The former ambassador also said that Biden would also work on domestic issues in the U.S. first. He would most likely take his time in re-establishing a relationship with China and focus on the economy, getting jobs, and defeating the virus.
Under Biden, the US-China rivalry’s overall essence will remain the same as under Trump; the belief that the two countries are adversaries, rather than allies, is now firmly held in Beijing and Washington.
However, under Biden, the U.S.’s policy tone and tactics are likely to shift noticeably. Under Biden’s administration, we will expect the U.S. to retain its current emphasis on tackling trade and economic imbalances to protect U.S. firms and raise awareness of security and human rights problems.
We would also expect two key differences to be seen as the Biden administration works towards these objectives.
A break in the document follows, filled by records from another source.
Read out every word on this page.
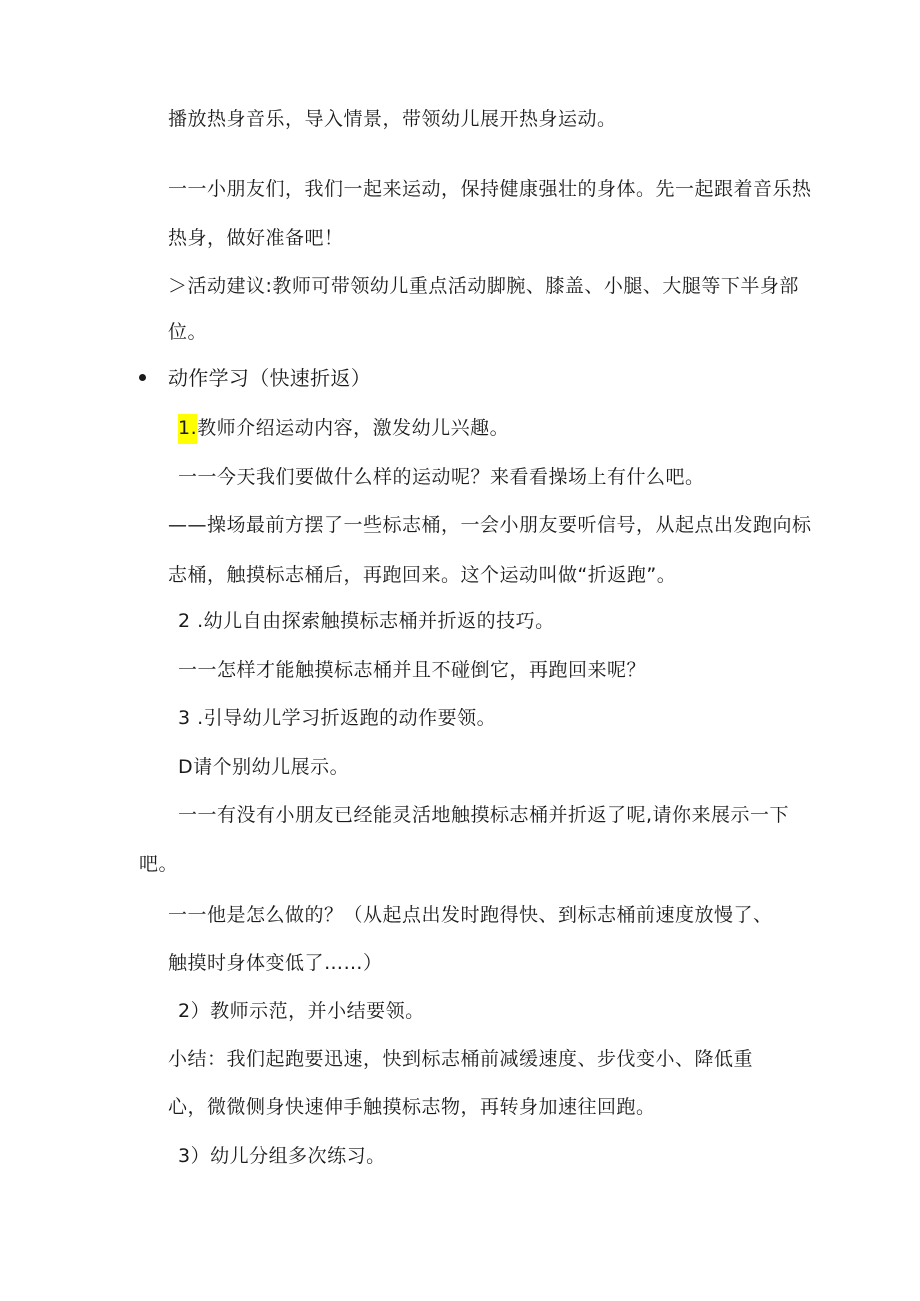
播放热身音乐，导入情景，带领幼儿展开热身运动。
一一小朋友们，我们一起来运动，保持健康强壮的身体。先一起跟着音乐热
热身，做好准备吧！
＞活动建议:教师可带领幼儿重点活动脚腕、膝盖、小腿、大腿等下半身部
位。
动作学习（快速折返）
1.教师介绍运动内容，激发幼儿兴趣。
一一今天我们要做什么样的运动呢？来看看操场上有什么吧。
——操场最前方摆了一些标志桶，一会小朋友要听信号，从起点出发跑向标
志桶，触摸标志桶后，再跑回来。这个运动叫做“折返跑”。
2 .幼儿自由探索触摸标志桶并折返的技巧。
一一怎样才能触摸标志桶并且不碰倒它，再跑回来呢？
3 .引导幼儿学习折返跑的动作要领。
D请个别幼儿展示。
一一有没有小朋友已经能灵活地触摸标志桶并折返了呢,请你来展示一下
吧。
一一他是怎么做的？（从起点出发时跑得快、到标志桶前速度放慢了、
触摸时身体变低了……）
2）教师示范，并小结要领。
小结：我们起跑要迅速，快到标志桶前减缓速度、步伐变小、降低重
心，微微侧身快速伸手触摸标志物，再转身加速往回跑。
3）幼儿分组多次练习。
Second, the tone will be different as the U.S. steps away from the Trump administration’s hostile foreign policy toward one of negotiation.
Expect that the U.S. will try to collaborate with allies to engage China on these issues jointly. A Biden administration could also leave room to improve the bilateral relationship between the U.S. and China.
Environmental conservation issues have traditionally been a field of US-China cooperation. We would expect more vital collaboration in this region under Biden’s planned progressive policy stance, preventing US-China relations from worsening further.
The implicit presumption that a Biden White House will be less erratic than Trump’s and more capable of strengthening alliances with other forces in Asia. The issues facing China are hardly limited to whoever the White House occupant is.
In several countries, recent polling by the Pew Research Center found China’s unfavorable views at historic highs partly because of China’s position in the coronavirus outbreak and more generally because of Beijing’s increasingly bullying actions in different parts of the world.